Nota - Questo articolo, come quello citato di C. Alvaro, era apparso su queste pagine il 7 ottobre 2011 come immagine, senza trascrizione ed un titolo diverso. Oggi, nel 67° anniversario di quel tragico evento, è un tributo alla penna di Antonio Delfino, che i pulinaroti si apprestano a commemorare. La  foto, tramite Francesco di Raimondo, appartiene alla famiglia Delfino.

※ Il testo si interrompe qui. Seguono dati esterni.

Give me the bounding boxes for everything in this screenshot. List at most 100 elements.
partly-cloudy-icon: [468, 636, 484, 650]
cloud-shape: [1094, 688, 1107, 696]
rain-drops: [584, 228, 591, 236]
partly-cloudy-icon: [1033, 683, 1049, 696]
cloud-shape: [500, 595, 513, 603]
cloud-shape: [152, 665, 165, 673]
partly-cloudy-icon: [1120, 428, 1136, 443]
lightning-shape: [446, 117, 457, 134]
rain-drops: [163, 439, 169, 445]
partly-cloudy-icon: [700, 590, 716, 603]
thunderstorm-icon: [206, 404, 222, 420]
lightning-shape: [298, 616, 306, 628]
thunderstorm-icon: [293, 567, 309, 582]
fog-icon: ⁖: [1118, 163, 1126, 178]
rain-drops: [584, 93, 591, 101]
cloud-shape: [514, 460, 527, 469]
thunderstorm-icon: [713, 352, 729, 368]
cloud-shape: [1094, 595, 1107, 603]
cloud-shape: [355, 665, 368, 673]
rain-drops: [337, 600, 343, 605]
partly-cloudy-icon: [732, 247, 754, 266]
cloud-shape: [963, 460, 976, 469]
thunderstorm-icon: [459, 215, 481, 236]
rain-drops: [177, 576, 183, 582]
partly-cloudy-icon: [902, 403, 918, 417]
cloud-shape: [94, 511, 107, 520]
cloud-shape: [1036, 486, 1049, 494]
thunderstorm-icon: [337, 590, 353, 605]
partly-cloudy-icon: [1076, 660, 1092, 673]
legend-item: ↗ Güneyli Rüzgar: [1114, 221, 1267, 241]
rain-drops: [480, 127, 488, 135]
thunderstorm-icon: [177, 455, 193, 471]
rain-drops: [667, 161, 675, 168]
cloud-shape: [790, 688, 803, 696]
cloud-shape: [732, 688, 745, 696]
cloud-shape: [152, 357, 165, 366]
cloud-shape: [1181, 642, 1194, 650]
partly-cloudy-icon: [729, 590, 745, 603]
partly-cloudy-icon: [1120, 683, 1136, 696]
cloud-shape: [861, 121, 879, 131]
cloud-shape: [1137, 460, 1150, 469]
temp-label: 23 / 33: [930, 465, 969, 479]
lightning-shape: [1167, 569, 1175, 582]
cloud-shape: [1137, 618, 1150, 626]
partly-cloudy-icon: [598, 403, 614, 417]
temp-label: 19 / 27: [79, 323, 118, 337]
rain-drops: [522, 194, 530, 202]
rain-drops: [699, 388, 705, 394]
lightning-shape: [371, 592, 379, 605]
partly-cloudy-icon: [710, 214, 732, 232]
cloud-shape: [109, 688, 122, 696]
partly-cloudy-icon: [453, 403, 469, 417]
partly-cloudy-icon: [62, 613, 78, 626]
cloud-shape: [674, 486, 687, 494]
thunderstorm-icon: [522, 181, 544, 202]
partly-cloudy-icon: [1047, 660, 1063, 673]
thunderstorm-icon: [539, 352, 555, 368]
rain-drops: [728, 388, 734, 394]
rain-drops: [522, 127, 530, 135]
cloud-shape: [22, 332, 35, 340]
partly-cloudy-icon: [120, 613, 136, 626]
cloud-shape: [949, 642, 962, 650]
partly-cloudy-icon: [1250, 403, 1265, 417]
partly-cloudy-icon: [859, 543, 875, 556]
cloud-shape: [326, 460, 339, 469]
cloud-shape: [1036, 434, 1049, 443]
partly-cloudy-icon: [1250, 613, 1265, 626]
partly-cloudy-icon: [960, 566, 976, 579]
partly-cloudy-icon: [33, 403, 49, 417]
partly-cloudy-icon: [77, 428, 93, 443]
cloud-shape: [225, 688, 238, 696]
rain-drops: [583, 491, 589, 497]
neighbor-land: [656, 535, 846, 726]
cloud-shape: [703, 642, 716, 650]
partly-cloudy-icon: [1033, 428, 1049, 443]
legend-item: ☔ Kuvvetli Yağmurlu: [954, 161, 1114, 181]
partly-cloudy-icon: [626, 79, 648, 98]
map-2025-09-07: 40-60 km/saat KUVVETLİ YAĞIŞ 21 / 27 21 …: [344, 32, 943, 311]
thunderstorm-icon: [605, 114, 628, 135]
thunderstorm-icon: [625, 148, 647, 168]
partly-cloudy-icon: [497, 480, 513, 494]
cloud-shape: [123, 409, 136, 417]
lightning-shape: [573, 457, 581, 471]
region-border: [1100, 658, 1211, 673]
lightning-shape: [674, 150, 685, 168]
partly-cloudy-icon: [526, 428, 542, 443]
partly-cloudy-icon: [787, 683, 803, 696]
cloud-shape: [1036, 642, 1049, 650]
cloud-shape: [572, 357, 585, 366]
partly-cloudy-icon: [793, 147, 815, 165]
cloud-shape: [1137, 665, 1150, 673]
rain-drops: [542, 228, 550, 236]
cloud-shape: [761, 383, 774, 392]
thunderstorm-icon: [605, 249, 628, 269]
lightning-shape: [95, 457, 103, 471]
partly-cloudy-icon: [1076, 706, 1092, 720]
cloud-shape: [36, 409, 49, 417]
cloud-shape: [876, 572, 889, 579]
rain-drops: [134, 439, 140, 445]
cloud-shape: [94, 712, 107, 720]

mercoledì 26 settembre 2018

The Great Passage [di Yuya Ishii, 2013]

Non erano trascorsi che otto anni dall’inizio del nuovo millennio quando Platì perse i suoi due ultimi figli più illustri: Antonio Delfino e Ernesto Gliozzi il giovane; il braccio secolare e quello metafisico-religioso di un paese altrimenti noto. Lo zio il giorno della candelora, Delfino allo scoccare dell’equinozio d’autunno. Nei cicli ricorrenti dell'anno sono due momenti importanti, l'inizio del risveglio e l'inizio del riposo della natura, un grande passaggio, che non è dato a chiunque poter scegliere, solo a chi lo merita. Per un paese come il nostro è molto importante, visto che ancora il legame con la terra permane. Tutti e due ampiamente ricordati per mezzo delle loro opere e giorni. Tutti e due con un background familiare difficile da nascondere. Antonio Delfino era figlio, del secondo, cronologicamente, uomo più famoso tra quelli che cavalcarono per le terre e le montagne di Platì: Giuseppe Delfino, meglio noto con l’alias massaru peppi; il primo era stato Ferdinando, Caci, Mittiga. Come nei migliori John Ford, l’uomo della legge ed il bandito. Per buona parte, la storia di Platì, quella ancora arcaica, la vissero loro due. Tra gli intellettuali platioti Antonio, Totò, Totu Delfino è stato il più completo: docente, politico, letterato, giornalista, fotografo e chissà quant’altro. Il matrimonio lo condusse fuori dal paese ma non per questo lo perse, anche grazie alla complicità della sua sposa. Platì e la Calabria, la loro gente e i luoghi, le leggende e la storia furono il suo chiodo fisso, da proteggere, conservare, tramandare. E questo fece, grazie anche alla sua dote di uomo sociale e ben voluto, accettato nelle mense ludiche siano esse intellettuali che conviviali. Ogni platioru ha un Totu Delfino suo, anche io ho il mio che non dimenticherò mai: amico di papà, dello zio Ciccillo, dello zio Ernesto, dello zio Pepé. Una sera dei miei anni di mezzo squilla il telefono, Ginu sugnu Totu Delfinu, ndi sperdimmu, chi ta passi? Oggetto della telefonata era una cosa naturale per quegli anni: una raccomandazione agli esami di licenza liceale. Io li avrei promossi tutti, ma, gli dissi, se la doveva vedere con mia sorella, membro della commissione in un liceo messinese, che era più irremovibile di me. Come finì non lo so, quello che mi rimane ancora nelle orecchie è quella sua voce gioviale, smagliante. Non lo rividi mai, la sua testimonianza rimane anche grazie a queste pagine in cui egli ritorna e rinasce.
La macchina con dentro i pulinaroti si è mossa. Loro cozzano e si scherniscono da platioti. La loro meta e che il 1° Antonio Delfino tribute & award non vada sprecato.